10. They brush off the ways you contribute at home or work.

If they act like the effort you put into chores or your job doesn’t matter, it can make you feel unappreciated and taken for granted. This might happen because they’ve become complacent, or they don’t fully recognise your efforts. Regularly reminding each other about the importance of appreciation can help change the dynamic.
11. They put their needs before yours every time.

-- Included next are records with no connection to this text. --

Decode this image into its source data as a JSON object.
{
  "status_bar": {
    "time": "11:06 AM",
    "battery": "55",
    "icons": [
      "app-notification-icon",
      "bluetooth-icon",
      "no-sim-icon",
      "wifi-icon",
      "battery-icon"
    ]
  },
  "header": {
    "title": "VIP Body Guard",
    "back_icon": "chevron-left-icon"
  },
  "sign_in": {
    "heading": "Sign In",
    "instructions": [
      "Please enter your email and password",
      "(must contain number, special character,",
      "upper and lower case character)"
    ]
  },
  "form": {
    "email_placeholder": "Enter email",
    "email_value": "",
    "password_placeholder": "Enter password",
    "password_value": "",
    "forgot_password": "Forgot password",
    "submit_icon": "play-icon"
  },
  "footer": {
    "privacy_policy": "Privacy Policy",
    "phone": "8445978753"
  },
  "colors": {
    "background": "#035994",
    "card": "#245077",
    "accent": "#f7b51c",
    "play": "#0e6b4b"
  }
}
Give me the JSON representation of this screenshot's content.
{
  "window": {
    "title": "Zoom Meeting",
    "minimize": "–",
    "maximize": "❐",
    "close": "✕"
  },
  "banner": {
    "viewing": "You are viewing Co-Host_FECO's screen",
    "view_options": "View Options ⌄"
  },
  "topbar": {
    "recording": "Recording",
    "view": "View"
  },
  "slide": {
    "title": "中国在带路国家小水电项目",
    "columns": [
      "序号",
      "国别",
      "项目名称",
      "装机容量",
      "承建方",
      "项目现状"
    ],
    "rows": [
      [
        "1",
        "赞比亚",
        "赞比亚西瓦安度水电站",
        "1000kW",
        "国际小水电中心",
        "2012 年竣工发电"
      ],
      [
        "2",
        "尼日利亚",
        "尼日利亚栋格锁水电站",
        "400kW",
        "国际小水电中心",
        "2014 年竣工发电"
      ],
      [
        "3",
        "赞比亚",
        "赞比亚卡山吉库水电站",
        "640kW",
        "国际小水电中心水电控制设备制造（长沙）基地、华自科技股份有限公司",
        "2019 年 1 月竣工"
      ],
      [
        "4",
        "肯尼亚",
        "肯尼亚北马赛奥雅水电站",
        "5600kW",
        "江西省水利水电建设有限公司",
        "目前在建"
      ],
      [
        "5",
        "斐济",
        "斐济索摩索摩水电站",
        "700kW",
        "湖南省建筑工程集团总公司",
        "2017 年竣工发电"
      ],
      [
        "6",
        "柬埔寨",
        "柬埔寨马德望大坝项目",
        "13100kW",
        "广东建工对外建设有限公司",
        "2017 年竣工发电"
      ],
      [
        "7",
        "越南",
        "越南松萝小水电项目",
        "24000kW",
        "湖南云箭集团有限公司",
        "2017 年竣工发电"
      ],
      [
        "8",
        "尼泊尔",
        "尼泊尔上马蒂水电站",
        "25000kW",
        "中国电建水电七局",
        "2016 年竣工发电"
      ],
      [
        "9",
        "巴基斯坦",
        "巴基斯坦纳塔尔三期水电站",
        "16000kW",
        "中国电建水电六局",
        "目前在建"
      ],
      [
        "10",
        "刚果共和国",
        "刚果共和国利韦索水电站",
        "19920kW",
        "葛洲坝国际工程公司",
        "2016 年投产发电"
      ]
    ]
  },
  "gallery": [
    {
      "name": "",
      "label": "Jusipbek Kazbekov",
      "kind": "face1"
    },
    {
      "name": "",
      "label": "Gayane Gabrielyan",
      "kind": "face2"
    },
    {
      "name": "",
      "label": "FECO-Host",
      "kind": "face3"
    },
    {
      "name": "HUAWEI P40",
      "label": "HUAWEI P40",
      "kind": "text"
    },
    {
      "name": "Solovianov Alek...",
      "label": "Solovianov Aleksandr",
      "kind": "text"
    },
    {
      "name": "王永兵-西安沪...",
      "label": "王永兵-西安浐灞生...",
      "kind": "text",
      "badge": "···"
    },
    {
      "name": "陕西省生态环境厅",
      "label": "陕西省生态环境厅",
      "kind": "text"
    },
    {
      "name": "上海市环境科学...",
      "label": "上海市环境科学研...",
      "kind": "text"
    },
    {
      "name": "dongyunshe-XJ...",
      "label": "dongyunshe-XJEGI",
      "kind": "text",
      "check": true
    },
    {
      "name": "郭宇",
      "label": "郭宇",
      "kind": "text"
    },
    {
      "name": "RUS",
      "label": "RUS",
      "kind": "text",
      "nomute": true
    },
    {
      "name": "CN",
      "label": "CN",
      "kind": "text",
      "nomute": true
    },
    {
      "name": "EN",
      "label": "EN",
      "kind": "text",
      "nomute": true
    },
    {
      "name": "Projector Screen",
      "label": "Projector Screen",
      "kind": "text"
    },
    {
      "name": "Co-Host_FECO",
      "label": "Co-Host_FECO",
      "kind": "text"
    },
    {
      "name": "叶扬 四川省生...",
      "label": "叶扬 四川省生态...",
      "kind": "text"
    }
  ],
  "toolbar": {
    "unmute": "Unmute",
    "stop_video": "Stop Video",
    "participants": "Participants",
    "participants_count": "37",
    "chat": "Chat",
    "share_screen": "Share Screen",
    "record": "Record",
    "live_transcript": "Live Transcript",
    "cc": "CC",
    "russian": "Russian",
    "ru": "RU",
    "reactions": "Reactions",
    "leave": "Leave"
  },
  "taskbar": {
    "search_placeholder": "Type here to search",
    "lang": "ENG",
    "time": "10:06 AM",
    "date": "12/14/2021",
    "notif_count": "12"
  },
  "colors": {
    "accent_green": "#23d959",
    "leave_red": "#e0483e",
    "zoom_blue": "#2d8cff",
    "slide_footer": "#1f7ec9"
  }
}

If what they want always seems to come first, you start to wonder if they ever consider your feelings at all. It could be a sign of selfishness or just unintentional oversight, but they need to get their act together because there are two people in the relationship. Pointing out how important compromise and balance are in a partnership can help bring the focus back to mutual consideration.
12. They make jokes at your expense.

Humour can be a great way to bond, but when it turns into hurtful jokes at your expense, it’s a problem. They might get into this habit because they lack awareness about how their words affect you, but they should be mature enough to know better. Setting boundaries on what’s funny and what’s off-limits can help avoid these kinds of hurtful moments.
13. They don’t listen when you’re talking.

If they’re constantly on their phone, giving half-hearted responses, or just zoning out when you talk, it can feel like you don’t matter. Maybe they don’t value the conversation, or maybe they’re just easily distracted — who can say? Either way, it doesn’t feel nice. Telling them how it makes you feel when you’re not being heard can encourage them to be more present in your talks.
14. They avoid addressing problems.

When problems come up, and they just brush them off or refuse to talk about them, it’s easy to assume that your concerns don’t matter, and they’re not all that invested in the long-term health of your relationship. It might come from an aversion to conflict or not knowing how to handle emotional conversations, but it’s time for them to buck up. Encouraging open and honest communication is key to making your relationship feel safe and respected.
15. They don’t appreciate all the effort you put in.

If all the hard work you put into the relationship or daily life goes unnoticed, it’s only a matter of time before you start to feel like you’re being taken for granted. Whether it’s cooking, cleaning, or emotional support, everyone needs to feel appreciated. Openly talking about the need for recognition and gratitude can help make sure your efforts are valued.